L’Organisation des Moudjahidine du peuple d’Iran (OMPI/MEK) a annoncé le 14 juillet 2020 que le nombre de décès dus au coronavirus dans 343 villes d’Iran dépasse 70.800. Le nombre de victimes dans les provinces de Téhéran est de 17 630, de Khouzistan 5310, d’Ispahan 3350, de Lorestan 2620, de Sistan-Baloutchistan 2190, de Golestan 1795, de Kerman 925, de Qazvine 580, et de Chaharmahal-Bakhtiari 470.
L’ampleur de la tragédie à Téhéran est telle que, malgré l’opposition initiale de Rohani et d’autres dirigeants du régime, hier soir, la municipalité de Téhéran « a annoncé de nouvelles restrictions dans la capitale pour une semaine ». En conséquence, « l’ensemble ses universités, séminaires, écoles techniques et professionnelles, instituts de langues et autres écoles et bibliothèques, ainsi que les cinémas, théâtres, etc. seront fermés. De même les cérémonies sociales, culturelles et religieuses et des conférences sont interdites».
Dans ses chiffres officiels, la porte-parole du ministère de la Santé a estimé à 179 les victimes des dernières 24 heures et à 3389 les malades en USI. Elle a annoncé pour la première fois que 25 provinces sont en état d’alerte ou dans le rouge. « Les provinces d’Azerbaïdjan oriental et occidental, Ilam, Bouchehr, Khorassan-Razavi, Khouzistan, Zandjan, Kurdistan, Kermanchah, Golestan, Mazandaran et Hormozgan sont dans le rouge », a-t-elle déclaré. « Les provinces de Téhéran, Fars, Ardebil, Ispahan, Alborz, Khorassan du Sud, Sistan-Baloutchistan, Kerman, Kohguilouyeh et Boyer-Ahmad, Lorestan, Hamedan, Yazd et Khorassan du Nord sont également en alerte », a rapporté l’agence ISNA, aujourd’hui.
Iraj Harirchi, vice-ministre de la Santé, a déclaré aujourd’hui à l’IRNA : « 1/5e des décès quotidiens dans le pays sont liés au coronavirus, et c’est un problème grave et alarmant (…) Environ 1050 personnes meurent par jour dans le pays, dont plus de 200 sont atteints de coronavirus ».

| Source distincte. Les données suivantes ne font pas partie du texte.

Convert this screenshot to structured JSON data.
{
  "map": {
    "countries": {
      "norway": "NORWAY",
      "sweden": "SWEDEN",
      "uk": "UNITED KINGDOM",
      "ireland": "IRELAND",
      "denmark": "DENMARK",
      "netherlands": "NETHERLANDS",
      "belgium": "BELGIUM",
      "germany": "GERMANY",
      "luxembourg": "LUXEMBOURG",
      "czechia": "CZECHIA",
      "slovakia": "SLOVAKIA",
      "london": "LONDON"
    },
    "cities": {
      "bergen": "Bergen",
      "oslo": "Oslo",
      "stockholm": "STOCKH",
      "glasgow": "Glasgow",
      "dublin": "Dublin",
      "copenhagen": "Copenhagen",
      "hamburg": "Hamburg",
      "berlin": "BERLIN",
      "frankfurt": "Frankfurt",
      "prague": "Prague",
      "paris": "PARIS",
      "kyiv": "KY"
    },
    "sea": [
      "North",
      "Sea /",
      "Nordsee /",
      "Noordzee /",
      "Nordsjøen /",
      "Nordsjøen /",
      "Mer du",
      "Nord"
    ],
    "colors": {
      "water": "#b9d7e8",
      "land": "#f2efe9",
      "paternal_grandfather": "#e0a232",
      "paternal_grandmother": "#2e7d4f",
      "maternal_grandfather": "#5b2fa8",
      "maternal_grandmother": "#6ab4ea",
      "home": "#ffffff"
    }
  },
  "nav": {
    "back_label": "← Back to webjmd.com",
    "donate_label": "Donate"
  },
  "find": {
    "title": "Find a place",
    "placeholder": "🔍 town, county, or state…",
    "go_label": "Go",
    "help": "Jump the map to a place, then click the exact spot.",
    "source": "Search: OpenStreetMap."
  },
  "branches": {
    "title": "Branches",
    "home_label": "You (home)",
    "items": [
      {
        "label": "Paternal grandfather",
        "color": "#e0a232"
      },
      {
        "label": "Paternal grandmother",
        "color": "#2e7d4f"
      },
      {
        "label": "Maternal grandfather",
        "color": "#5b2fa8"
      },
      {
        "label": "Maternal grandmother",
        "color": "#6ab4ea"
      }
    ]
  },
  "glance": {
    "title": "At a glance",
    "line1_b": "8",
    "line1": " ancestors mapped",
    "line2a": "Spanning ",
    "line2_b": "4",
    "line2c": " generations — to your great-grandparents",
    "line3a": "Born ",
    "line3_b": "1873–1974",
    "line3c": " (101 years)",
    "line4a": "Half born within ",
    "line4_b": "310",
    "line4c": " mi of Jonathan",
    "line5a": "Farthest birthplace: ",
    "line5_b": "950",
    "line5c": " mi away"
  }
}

A Téhéran, Ali Reza Raïssi, un autre vice-ministre de la santé, a déclaré aujourd’hui à l’IRNA : « A Téhéran, nous avions d’abord une cinquantaine de centres de santé ouverts 16 heures par jour, mais en raison de la réduction des cas, ils ont été réduits à 40 puis à 30. La semaine dernière, ces centres ont été portés à 94. » Par ailleurs, Alireza Zali, chef du centre national de lutte contre le coronavirus à Téhéran ; a déclaré à la même agence aujourd’hui que « au cours des dix derniers jours, tous les indicateurs, y compris le taux de contamination, le nombre de patients externes, les cas de tests positifs et les hospitalisations dans les services normaux et les USI, ont augmenté ». Il avait également déclaré hier à l’IRNA : « La quantité de déchets infectieux à Téhéran est passée de 2000 tonnes à 7000 tonnes par jour. »
L’ISNA a écrit aujourd’hui : « Dans la province de Kerman, deux personnes sont mortes toutes les cinq heures au cours des 23 derniers jours (…) La sonnette d’alarme est de plus en plus forte. Ces trois derniers jours, 37 personnes sont mortes du coronavirus. » Le président de la faculté des sciences médicales de Sirjan a déclaré hier à l’ISNA : « La tendance à la hausse du nombre de malades du coronavirus est telle que maintenant les deux hôpitaux de la ville sont pleins. »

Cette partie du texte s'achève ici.